A scene from the Republican National Convention

To commemorate the one year anniversary of the OWS movement on September 17, pick up the new issue of Tidal: Occupy Theory, Occupy Strategy with essays by Jeremy Brecher, Gayatri Spivak, and David Graeber. The issue is available to download here, and fifteen thousand hard copies of the magazine will be distributed free of charge throughout New York City schools, bookstores, and streets over the coming months.

Sam Sacks’s has written a short essay called “Against Acknowledgments” at the New Yorker’s Page Turner blog. Are acknowledgments “faux-modest self-promotion”? Scroll to the end of the essay to find a lively debate.

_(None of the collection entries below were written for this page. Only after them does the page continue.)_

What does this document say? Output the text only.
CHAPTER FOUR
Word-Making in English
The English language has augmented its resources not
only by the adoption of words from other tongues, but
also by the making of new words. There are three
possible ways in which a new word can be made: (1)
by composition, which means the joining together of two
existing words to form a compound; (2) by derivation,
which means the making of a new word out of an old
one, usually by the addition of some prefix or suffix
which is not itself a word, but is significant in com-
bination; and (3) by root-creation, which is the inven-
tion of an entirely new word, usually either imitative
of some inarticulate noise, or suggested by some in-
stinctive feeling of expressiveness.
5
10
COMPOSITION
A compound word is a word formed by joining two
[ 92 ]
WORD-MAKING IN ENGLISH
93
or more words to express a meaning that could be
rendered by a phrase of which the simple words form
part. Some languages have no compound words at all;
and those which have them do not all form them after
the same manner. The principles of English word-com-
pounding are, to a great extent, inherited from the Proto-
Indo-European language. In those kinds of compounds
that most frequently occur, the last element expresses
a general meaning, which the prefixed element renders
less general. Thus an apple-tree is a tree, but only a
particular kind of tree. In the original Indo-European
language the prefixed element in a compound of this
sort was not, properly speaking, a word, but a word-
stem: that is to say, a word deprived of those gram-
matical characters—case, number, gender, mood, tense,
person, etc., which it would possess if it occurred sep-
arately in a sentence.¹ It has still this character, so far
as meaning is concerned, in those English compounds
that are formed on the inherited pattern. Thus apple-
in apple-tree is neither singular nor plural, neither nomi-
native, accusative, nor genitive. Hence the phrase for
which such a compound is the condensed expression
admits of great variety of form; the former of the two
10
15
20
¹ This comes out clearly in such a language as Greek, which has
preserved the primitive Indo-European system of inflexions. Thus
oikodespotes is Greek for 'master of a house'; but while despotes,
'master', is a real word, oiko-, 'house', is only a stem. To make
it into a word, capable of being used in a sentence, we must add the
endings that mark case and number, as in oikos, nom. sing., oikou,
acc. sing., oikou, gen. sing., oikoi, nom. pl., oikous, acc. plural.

“Paul Valéry once told André Breton that he couldn’t be a novelist because he refused to write, ‘The Marquise went out at five o’clock.’” At The Millions, Christopher Beha considers the importance of the sentence.

If the e-book doesn’t keep you up at night, new studies find that the device you read it on probably will.

An essay by Jonathan Franzen about selling his family home in Missouri after his mother’s death is headed to the off-Broadway stage, to be directed by Daniel Fish, whose last production was A (radically condensed and expanded) SUPPOSEDLY FUN THING I’LL NEVER DO AGAIN (after David Foster Wallace).

The Atlantic asks whether readers should turn their backs on works that authors themselves disowned during their lives.

We’ve been enjoying 90 Days, 90 Reasons, a project launched by Dave Eggers and Jordan Kurland that, since July, has been inviting cultural figures to explain why they’re going to vote for Obama. Most recently, author Rick Moody gave one his his reasons: “Mitt Romney opposes marriage equality.”

In the spirit of Norman Mailer, Christian Lorentzen is covering the Republican National Convention for the London Review of Books, following the delegates, the nutjobs, and all the surrounding protesters.